Note the lack of requirement on whether a == b for two iterators that aren't dereferenceable. So long as == is transitive (if a.end() == b.end() and b.end() == c.end() then a.end() == c.end()), reflexive (a.end() == a.end()) and symmetric (if a.end() == b.end() then b.end() == a.end()) it doesn't matter if some, all or no end() iterators to different containers compare equal.
Note, also, that this is in contrast to <. < is defined in terms of b - a, where a and b are both random access iterators. A pre-condition of performing b - a is that there must be a Distance value n such that a + n == b which requires a and b to be iterators into the same range.
ISO/IEC 14882:2003(E) 5.10.1
The == (equal to) and the != (not equal to) operators have the same semantic restrictions, conversions, and result type as the relational operators except for their lower precedence and truth-value result. [ .. ] Pointers to objects or functions of the same type (after pointer conversions) can be compared for equality. Two pointers of the same type compare equal if and only if they are both null, both point to the same function, or both represent the same address (3.9.2).
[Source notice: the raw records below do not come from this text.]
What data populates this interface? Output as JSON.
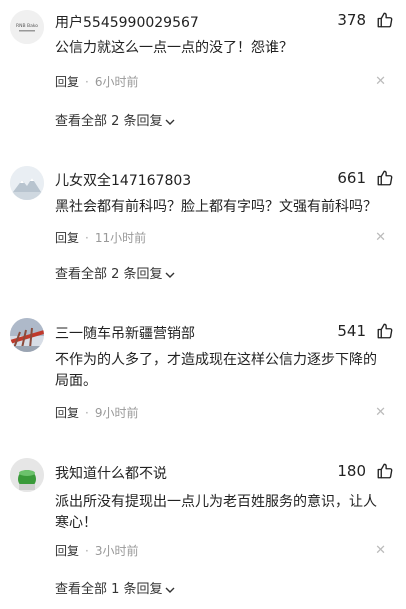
{
  "comments": [
    {
      "username": "用户5545990029567",
      "likes": "378",
      "text": "公信力就这么一点一点的没了！怨谁？",
      "reply_label": "回复",
      "time": "6小时前",
      "view_all": "查看全部 2 条回复",
      "avatar_text": "RNB Bako"
    },
    {
      "username": "儿女双全147167803",
      "likes": "661",
      "text": "黑社会都有前科吗？脸上都有字吗？文强有前科吗？",
      "reply_label": "回复",
      "time": "11小时前",
      "view_all": "查看全部 2 条回复"
    },
    {
      "username": "三一随车吊新疆营销部",
      "likes": "541",
      "text": "不作为的人多了，才造成现在这样公信力逐步下降的局面。",
      "reply_label": "回复",
      "time": "9小时前"
    },
    {
      "username": "我知道什么都不说",
      "likes": "180",
      "text": "派出所没有提现出一点儿为老百姓服务的意识，让人寒心！",
      "reply_label": "回复",
      "time": "3小时前",
      "view_all": "查看全部 1 条回复"
    }
  ],
  "icons": {
    "like": "thumbs-up-icon",
    "close": "close-icon",
    "expand": "chevron-down-icon"
  },
  "colors": {
    "text": "#222222",
    "muted": "#999999",
    "close": "#bbbbbb"
  }
}
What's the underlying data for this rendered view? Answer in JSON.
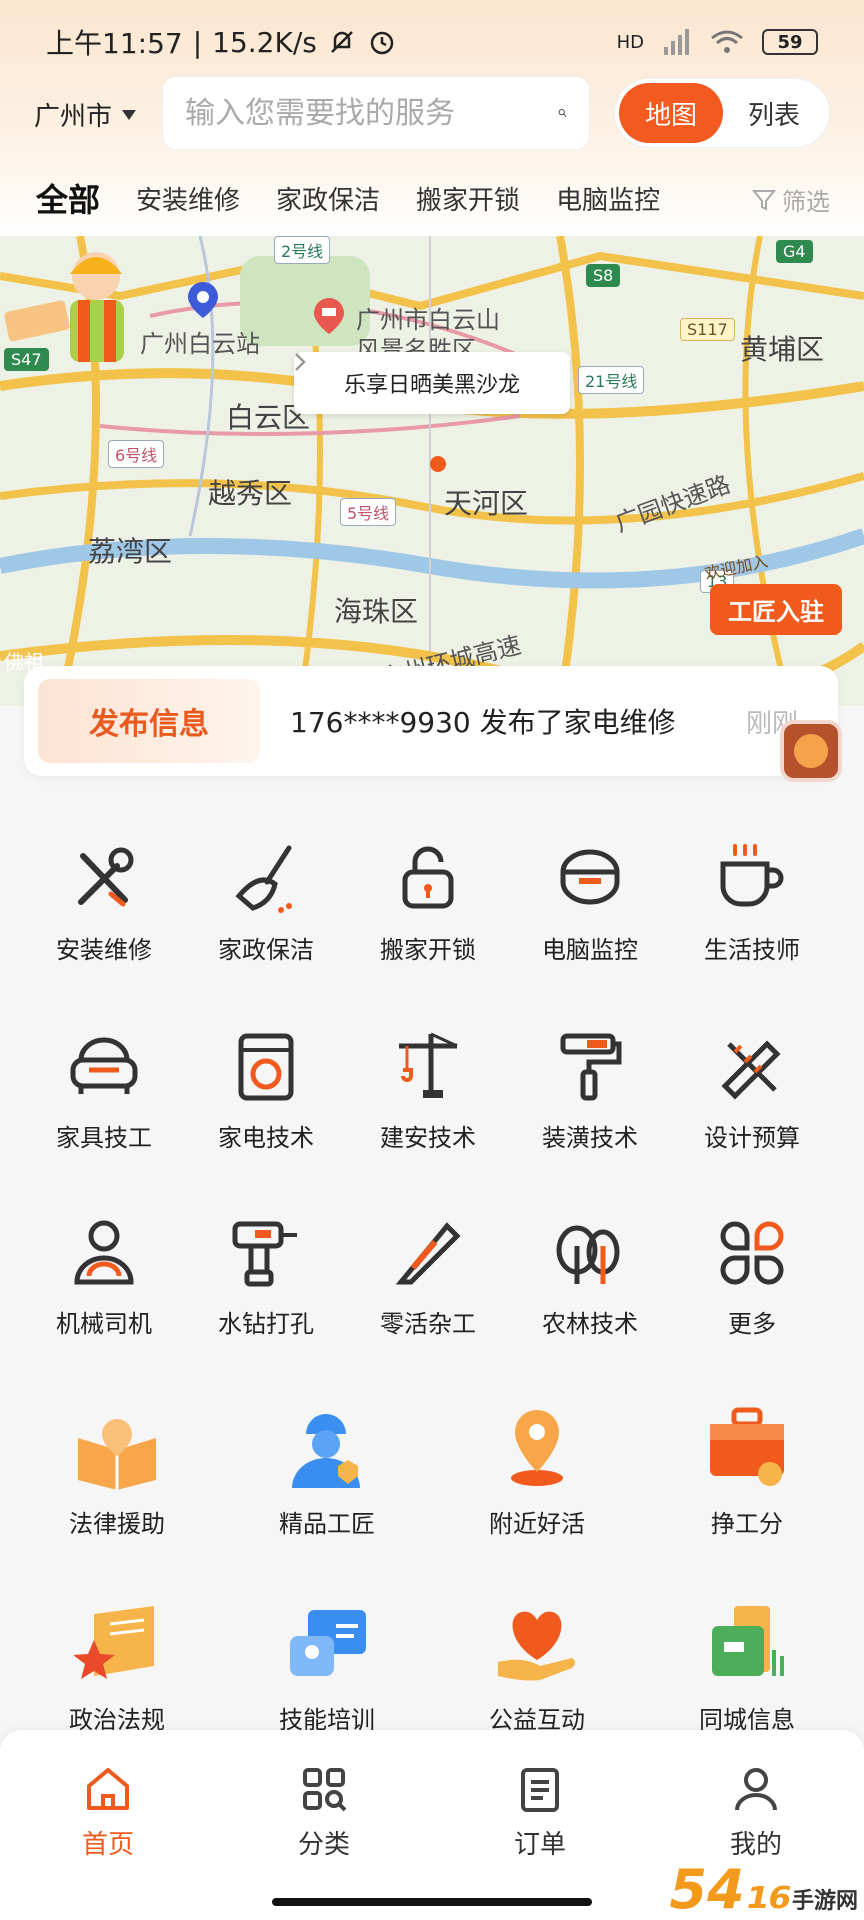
{
  "status": {
    "time": "上午11:57",
    "speed": "15.2K/s",
    "network": "HD",
    "battery": "59"
  },
  "header": {
    "city": "广州市",
    "search_placeholder": "输入您需要找的服务",
    "view_toggle": {
      "map": "地图",
      "list": "列表"
    }
  },
  "category_tabs": [
    "全部",
    "安装维修",
    "家政保洁",
    "搬家开锁",
    "电脑监控"
  ],
  "filter_label": "筛选",
  "map": {
    "callout": "乐享日晒美黑沙龙",
    "labels": [
      "广州白云站",
      "广州市白云山",
      "风景名胜区",
      "白云区",
      "越秀区",
      "天河区",
      "荔湾区",
      "海珠区",
      "黄埔区",
      "广园快速路",
      "广州环城高速",
      "佛祖"
    ],
    "road_badges": [
      "2号线",
      "S8",
      "G4",
      "S47",
      "S117",
      "21号线",
      "6号线",
      "5号线",
      "13"
    ],
    "worker_sign": "欢迎加入",
    "worker_button": "工匠入驻"
  },
  "publish": {
    "tag": "发布信息",
    "text": "176****9930 发布了家电维修",
    "time": "刚刚"
  },
  "services_row1": [
    {
      "label": "安装维修",
      "icon": "wrench-screwdriver-icon"
    },
    {
      "label": "家政保洁",
      "icon": "broom-icon"
    },
    {
      "label": "搬家开锁",
      "icon": "unlock-icon"
    },
    {
      "label": "电脑监控",
      "icon": "monitor-camera-icon"
    },
    {
      "label": "生活技师",
      "icon": "cup-icon"
    }
  ],
  "services_row2": [
    {
      "label": "家具技工",
      "icon": "sofa-icon"
    },
    {
      "label": "家电技术",
      "icon": "washing-machine-icon"
    },
    {
      "label": "建安技术",
      "icon": "crane-icon"
    },
    {
      "label": "装潢技术",
      "icon": "paint-roller-icon"
    },
    {
      "label": "设计预算",
      "icon": "ruler-pencil-icon"
    }
  ],
  "services_row3": [
    {
      "label": "机械司机",
      "icon": "driver-icon"
    },
    {
      "label": "水钻打孔",
      "icon": "drill-icon"
    },
    {
      "label": "零活杂工",
      "icon": "cutter-icon"
    },
    {
      "label": "农林技术",
      "icon": "tree-icon"
    },
    {
      "label": "更多",
      "icon": "more-grid-icon"
    }
  ],
  "features_row1": [
    {
      "label": "法律援助",
      "icon": "law-book-icon"
    },
    {
      "label": "精品工匠",
      "icon": "craftsman-icon"
    },
    {
      "label": "附近好活",
      "icon": "location-pin-icon"
    },
    {
      "label": "挣工分",
      "icon": "toolbox-icon"
    }
  ],
  "features_row2": [
    {
      "label": "政治法规",
      "icon": "policy-book-icon"
    },
    {
      "label": "技能培训",
      "icon": "training-card-icon"
    },
    {
      "label": "公益互动",
      "icon": "heart-hand-icon"
    },
    {
      "label": "同城信息",
      "icon": "city-info-icon"
    }
  ],
  "bottom_nav": [
    {
      "label": "首页",
      "active": true
    },
    {
      "label": "分类",
      "active": false
    },
    {
      "label": "订单",
      "active": false
    },
    {
      "label": "我的",
      "active": false
    }
  ],
  "watermark": {
    "number": "54₁₆",
    "text": "手游网"
  },
  "colors": {
    "accent": "#f05a1c",
    "icon_stroke": "#333333",
    "header_bg": "#fbe6cf"
  }
}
Simulation Results on XCode (3.2.3):
#include <iostream>
#include <vector>
int main()
{
std::vector <int> a,aa;
std::vector <float> b;
if( a.begin() == aa.begin() )
std::cout << "\n a.begin() == aa.begin() \n" ;
a.push_back(10) ;
if( a.begin() != aa.begin() )
std::cout << "\n After push back a.begin() != aa.begin() \n" ;
// Error if( a.begin() == b.begin() )
return 0;
}
Output :
a.begin() == aa.begin()
After push back a.begin() != aa.begin()
I don't get the requirements on input iterators from the standard 100%, but from there on (forward/bidirectional/random access iterators) there are no requirements on the domain of ==, so it must return false result in an equivalence relation. You can't do < or > or subtraction on iterators from different containers though.
Edit: It does not have to return false, it has to result in an equivalence relation, this allows .begin() of two empty containers to compare equal (as shown in another answer). If the iterators are dereferencable, a == b => *a == *b has to hold. It's still not undefined behaviour.